Author's Note: It seems it has been a long time for our species to understand there is significant communication among and between just about everything on the planet. Here, in "Keening the Shades" the coyotes, their cousins, the dogs, the natural mysteries of a desert valley, ghosts and lost ancestors, come together in a communal exchange.
Keening the Shades
It was the Celtic bards who originally gave the lyrics to the funeral caoinan and led the lamentations of the chorus to guide the souls of the dead to the afterlife. Songlines The dogs are keening again tonight. They’ve come out from their domestic homes, into their backyards on the ridge over the wild valley to sympathize with the coyotes, who are also keening, as if in unison they will bring back lost ancestors, a pack with greater power than their own, a plaintive communal longing, without evidence of a kill.

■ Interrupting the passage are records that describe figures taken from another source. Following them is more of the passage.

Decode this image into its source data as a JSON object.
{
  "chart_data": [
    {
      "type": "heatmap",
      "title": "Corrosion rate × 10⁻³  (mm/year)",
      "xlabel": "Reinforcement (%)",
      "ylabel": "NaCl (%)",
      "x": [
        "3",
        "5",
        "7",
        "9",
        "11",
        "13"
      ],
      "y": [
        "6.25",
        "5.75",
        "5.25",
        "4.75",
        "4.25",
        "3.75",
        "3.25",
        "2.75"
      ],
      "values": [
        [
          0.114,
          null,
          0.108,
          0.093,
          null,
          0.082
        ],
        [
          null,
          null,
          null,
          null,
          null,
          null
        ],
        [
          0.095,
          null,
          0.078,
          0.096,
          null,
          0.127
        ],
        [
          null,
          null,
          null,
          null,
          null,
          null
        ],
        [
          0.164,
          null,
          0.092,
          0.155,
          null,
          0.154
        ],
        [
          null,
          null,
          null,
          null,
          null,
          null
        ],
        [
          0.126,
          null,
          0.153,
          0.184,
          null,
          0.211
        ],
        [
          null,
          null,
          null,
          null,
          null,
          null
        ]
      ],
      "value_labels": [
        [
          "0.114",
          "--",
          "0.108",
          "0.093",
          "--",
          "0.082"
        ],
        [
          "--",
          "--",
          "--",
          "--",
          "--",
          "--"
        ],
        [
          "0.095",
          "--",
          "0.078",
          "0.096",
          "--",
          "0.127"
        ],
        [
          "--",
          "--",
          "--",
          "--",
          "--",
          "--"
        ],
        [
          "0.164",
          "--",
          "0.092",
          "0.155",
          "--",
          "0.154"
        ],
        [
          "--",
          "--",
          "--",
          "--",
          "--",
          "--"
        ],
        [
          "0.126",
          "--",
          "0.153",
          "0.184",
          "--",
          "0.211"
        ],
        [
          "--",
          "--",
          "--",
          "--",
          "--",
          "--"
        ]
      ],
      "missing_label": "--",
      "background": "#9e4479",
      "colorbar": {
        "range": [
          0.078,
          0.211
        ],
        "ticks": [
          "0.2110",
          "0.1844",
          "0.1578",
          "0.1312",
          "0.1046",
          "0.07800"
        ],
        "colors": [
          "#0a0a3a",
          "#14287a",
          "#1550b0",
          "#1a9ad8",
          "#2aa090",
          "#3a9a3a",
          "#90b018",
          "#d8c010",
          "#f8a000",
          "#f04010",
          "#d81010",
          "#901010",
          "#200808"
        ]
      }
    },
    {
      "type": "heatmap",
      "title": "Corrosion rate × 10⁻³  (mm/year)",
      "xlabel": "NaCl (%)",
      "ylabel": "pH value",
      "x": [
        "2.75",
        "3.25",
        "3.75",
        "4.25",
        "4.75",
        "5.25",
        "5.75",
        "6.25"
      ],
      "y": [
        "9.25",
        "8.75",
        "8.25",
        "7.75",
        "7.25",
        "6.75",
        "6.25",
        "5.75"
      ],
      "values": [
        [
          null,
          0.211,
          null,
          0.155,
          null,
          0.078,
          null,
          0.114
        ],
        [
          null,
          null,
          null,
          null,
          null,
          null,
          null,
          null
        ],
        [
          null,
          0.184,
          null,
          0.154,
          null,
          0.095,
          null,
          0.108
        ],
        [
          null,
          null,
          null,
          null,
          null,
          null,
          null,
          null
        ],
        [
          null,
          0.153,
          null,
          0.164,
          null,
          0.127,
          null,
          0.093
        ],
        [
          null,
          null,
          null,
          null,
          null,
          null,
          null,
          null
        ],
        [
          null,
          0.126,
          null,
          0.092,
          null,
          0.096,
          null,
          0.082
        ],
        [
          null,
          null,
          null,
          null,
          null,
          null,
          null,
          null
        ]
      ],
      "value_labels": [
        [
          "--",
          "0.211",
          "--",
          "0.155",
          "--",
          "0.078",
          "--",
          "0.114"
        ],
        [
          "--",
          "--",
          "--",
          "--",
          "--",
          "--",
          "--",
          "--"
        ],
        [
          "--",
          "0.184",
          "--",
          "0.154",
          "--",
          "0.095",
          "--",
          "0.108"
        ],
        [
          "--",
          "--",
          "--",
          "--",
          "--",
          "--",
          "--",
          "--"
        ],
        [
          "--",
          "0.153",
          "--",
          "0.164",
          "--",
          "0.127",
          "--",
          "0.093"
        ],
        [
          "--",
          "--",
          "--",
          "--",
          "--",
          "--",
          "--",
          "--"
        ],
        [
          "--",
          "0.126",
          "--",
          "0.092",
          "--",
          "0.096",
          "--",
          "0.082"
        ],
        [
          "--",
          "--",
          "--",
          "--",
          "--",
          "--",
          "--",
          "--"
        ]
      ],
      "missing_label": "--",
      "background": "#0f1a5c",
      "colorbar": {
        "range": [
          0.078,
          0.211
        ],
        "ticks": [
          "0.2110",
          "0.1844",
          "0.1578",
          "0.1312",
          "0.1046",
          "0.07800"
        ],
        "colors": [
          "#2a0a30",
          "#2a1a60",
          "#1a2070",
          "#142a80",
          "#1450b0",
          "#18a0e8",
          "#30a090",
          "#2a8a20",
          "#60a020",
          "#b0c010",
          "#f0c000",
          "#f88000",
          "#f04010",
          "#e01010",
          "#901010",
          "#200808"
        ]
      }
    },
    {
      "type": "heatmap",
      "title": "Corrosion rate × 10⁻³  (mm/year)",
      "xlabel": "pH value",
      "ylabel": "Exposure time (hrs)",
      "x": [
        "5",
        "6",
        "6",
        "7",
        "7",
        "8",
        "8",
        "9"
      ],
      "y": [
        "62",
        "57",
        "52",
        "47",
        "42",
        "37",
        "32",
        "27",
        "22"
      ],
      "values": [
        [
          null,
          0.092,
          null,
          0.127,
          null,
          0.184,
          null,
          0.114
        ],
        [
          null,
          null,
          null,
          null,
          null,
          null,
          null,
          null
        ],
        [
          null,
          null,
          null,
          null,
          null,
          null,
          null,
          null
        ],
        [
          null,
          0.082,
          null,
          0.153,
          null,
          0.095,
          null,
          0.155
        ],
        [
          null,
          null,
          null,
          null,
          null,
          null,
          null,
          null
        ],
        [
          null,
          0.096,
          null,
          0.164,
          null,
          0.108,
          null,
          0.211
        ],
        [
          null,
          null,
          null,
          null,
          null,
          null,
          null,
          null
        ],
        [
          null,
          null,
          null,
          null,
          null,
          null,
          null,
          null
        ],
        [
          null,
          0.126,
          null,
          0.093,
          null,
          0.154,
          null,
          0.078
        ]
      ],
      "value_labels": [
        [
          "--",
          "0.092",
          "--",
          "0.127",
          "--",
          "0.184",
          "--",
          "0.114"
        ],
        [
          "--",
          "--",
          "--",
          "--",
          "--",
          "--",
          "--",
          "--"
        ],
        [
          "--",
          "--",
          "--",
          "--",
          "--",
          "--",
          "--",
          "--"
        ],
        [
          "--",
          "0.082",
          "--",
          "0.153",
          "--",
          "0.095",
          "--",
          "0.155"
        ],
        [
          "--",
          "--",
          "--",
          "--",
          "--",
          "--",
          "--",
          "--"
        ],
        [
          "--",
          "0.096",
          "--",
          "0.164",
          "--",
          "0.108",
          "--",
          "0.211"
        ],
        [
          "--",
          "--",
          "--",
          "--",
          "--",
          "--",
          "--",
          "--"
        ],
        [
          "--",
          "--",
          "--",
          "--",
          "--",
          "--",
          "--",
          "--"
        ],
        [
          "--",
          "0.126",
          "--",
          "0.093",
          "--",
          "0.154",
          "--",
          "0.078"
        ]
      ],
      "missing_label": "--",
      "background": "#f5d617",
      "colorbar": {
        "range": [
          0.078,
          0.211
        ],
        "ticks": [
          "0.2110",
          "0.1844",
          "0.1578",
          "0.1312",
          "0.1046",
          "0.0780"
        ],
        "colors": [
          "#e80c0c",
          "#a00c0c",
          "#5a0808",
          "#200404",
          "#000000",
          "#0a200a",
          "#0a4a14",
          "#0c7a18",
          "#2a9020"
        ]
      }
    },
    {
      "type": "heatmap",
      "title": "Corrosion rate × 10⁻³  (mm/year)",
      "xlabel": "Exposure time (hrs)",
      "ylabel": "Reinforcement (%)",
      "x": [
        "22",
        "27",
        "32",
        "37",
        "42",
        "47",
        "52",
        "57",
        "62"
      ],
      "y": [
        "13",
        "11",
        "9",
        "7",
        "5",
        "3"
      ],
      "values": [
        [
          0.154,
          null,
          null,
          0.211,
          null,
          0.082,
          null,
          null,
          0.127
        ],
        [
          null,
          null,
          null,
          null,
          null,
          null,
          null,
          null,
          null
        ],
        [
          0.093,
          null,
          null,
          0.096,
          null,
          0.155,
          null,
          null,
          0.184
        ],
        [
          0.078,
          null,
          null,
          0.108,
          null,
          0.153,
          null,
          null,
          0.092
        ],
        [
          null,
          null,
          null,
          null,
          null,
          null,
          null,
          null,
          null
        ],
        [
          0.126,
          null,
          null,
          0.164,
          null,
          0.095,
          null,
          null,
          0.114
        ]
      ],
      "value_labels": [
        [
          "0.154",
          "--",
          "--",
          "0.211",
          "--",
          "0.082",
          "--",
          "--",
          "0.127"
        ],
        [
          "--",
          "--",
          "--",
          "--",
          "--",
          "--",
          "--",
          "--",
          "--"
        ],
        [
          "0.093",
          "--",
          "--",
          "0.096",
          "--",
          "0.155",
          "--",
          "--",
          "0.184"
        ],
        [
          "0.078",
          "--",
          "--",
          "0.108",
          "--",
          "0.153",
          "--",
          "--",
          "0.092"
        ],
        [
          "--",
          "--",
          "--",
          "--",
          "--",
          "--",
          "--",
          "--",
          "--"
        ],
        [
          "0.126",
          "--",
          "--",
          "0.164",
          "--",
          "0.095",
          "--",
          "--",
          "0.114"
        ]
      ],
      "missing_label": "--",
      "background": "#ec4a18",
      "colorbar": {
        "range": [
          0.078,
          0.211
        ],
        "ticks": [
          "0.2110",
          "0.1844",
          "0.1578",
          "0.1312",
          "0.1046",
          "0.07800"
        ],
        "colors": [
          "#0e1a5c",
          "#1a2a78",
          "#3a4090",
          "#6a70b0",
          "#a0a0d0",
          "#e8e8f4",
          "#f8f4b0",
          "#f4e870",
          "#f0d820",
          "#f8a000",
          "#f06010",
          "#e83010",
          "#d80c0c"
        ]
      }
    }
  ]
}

Ghostings The ghosts of memory are in the wailings, just as the moon-ghost pulls the tides out and in, just as the hermit of history keens too for the shapes that emerge from rain and in the mists of rain, umbrae from starlight, o the ghosts are dancing tonight, ghosts of chance and excess, compromise and reluctance, and when wind and rain cease, they cease also. Nominals The ghosts of history appear to reappear in abandoned school hallways still polished by song, in the shades of a blood-red moon, and the ghosts of our longings drift over sunsets and moonsets— the gliding in and the gliding out— in nominals, over the vascular tunics of luminous eyes, over the rainbows of the heart and through the heart in its rain.